The picture that forms the parable might almost take its place among the Georgics of Palestine. The vineyard on the hillside could not be plowed, and therefore the stones had to be taken out by hand. It was fenced against the beasts of the field. There was a tower for a watchman to guard it against the attacks of robbers (Compare to Virgil, Georgics ii. 399-419). Each part has its own interpretation.
"and he digged it, and gathered out the stones thereof, and planted it with the choicest vine, and built a tower in the midst of it, and also hewed out a winepress therein: and he looked that it should bring forth grapes, and it brought forth wild grapes." — Isaiah 5:2 (ASV)
And he fenced it.—In the “fence” we may recognise the law and institutions of Israel which kept it as a separate people (Ephesians 2:14); in the “stones” that were gathered out, the removal of the old idolatries that would have hindered the development of the nation’s life; in the “tower” of the vineyard (compare in a different context Isaiah 1:8), the monarchy and throne of David, or the watch-tower from which the prophets looked forth (Habakkuk 2:1; Isaiah 21:5–8); in the “winepress,” the temple in which the fruits of righteousness were to issue in the wine of joy and adoration (Zechariah 9:17; Ephesians 5:18).
It was, we may note, one of the maxims of the Rabbis that the duty of a scribe was “to set a fence around the law” (Pirke Aboth, i. 1).
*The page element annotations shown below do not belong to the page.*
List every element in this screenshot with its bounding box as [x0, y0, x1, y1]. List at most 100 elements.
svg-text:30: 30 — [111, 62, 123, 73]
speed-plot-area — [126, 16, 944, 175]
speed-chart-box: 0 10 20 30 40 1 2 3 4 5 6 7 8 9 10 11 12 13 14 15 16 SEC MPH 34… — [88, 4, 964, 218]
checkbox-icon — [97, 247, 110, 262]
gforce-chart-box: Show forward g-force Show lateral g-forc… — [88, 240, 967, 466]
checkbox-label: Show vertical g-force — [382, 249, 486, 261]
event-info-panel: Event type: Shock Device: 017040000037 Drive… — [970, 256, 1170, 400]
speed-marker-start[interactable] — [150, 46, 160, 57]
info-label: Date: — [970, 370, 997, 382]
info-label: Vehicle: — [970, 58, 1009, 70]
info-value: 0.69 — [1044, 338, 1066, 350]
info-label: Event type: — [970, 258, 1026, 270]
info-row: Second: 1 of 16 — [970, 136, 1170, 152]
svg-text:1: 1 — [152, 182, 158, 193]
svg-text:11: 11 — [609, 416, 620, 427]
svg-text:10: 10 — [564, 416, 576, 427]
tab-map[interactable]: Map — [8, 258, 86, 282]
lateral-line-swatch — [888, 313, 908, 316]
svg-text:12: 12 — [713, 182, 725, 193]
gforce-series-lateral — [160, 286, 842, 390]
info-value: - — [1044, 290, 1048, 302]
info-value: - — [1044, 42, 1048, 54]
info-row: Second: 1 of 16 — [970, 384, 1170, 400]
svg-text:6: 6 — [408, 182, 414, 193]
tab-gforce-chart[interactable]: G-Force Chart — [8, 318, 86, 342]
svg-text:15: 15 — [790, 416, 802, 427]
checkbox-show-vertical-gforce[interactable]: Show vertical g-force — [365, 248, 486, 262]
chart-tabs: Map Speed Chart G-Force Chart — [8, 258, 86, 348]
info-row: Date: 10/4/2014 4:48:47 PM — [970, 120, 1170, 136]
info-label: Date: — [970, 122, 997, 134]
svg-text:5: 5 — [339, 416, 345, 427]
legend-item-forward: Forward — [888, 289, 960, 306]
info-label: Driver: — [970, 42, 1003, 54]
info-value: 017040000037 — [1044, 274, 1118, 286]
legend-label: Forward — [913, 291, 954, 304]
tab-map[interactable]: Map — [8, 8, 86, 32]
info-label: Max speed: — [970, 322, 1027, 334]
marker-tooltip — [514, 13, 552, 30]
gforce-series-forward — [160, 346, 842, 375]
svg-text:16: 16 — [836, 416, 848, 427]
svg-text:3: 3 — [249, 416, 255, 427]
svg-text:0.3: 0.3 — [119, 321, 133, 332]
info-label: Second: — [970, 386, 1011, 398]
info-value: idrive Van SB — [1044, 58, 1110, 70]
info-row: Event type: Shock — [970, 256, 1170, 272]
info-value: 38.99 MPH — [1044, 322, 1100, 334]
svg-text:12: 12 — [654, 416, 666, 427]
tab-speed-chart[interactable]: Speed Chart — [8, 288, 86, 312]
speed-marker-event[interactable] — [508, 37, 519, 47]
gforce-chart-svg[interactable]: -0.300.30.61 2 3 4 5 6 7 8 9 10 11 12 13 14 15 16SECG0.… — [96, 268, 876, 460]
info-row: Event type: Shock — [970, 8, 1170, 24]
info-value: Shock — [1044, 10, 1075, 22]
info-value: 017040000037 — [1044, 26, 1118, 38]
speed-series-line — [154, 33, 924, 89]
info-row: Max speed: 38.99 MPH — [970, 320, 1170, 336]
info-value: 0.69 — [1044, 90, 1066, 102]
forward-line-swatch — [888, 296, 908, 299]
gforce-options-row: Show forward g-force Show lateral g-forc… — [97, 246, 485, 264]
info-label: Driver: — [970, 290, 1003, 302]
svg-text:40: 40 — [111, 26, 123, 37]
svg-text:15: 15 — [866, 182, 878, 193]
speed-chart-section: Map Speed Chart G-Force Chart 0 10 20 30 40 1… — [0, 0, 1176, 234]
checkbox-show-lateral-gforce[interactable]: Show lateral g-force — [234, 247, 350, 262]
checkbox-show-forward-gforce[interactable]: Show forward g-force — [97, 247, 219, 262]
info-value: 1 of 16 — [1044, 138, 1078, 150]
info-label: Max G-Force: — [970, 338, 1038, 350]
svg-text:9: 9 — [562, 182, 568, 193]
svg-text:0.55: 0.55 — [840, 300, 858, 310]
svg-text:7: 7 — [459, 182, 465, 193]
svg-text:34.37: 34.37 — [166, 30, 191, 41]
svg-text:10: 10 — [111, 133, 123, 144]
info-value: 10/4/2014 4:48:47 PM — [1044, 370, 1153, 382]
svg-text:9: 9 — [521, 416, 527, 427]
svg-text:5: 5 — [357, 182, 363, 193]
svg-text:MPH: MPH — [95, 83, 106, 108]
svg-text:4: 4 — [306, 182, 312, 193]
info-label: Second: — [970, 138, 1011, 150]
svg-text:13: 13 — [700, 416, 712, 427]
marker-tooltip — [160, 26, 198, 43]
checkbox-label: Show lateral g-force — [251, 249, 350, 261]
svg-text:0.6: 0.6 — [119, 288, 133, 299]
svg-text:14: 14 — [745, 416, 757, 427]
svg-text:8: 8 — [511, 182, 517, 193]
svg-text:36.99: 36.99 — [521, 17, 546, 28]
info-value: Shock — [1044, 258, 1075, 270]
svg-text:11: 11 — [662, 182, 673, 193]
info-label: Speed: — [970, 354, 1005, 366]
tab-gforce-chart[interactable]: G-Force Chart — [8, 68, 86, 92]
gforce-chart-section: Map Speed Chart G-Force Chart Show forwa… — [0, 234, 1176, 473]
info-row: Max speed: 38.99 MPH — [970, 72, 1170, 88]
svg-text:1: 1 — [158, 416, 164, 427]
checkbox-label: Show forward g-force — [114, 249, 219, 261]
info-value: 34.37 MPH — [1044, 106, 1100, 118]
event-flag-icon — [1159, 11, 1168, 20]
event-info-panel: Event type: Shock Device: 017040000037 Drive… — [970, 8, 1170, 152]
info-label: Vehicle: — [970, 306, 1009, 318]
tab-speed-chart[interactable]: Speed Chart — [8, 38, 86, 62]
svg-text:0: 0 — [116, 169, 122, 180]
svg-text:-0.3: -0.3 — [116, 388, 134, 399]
In the last clause of the verse the pleasant song suddenly changes its tone, and the “wild grapes” (sour and hard, and not larger than bilberries) are types of deeds of harsh and cruel injustice on which the prophet proceeds to dwell.
"And now, O inhabitants of Jerusalem and men of Judah, judge, I pray you, betwixt me and my vineyard." — Isaiah 5:3 (ASV)
And now, O inhabitants of Jerusalem.—“The song of the vineyard” comes to an end and becomes the text of a discourse in which Jehovah, as the “Beloved” of the song, speaks through the prophet. Those to whom the parable applies are invited, as David was by Nathan, to pass an unconscious judgment on themselves. (Compare to Matthew 21:40-41, as an instance of the same method.)
"What could have been done more to my vineyard, that I have not done in it? wherefore, when I looked that it should bring forth grapes, brought it forth wild grapes?" — Isaiah 5:4 (ASV)
What could have been done more ... — The prophet cuts off from the people the excuse that they had been unfairly treated, that their Lord was as a hard master, reaping where he had not sown (Matthew 25:24). They had had all the external advantages that were necessary for their growth in holiness, yet they had not used them rightly. (Compare the striking parallelism of Hebrews 6:4-8.)
"And now I will tell you what I will do to my vineyard: I will take away the hedge thereof, and it shall be eaten up; I will break down the wall thereof, and it shall be trodden down:" — Isaiah 5:5 (ASV)
I will take away the hedge ... —This involved the throwing open of the vineyard to be grazing land which all the wild bulls of Bashan—i.e., all the enemies of Zion—might trample on (Ezekiel 34:18). The interpretation of the parable implies that there was to be the obliteration, at least for some time and in some measure, of the distinctness and independence of the nation’s life. (Compare to Hosea 3:4, for a similar sentence in another form.)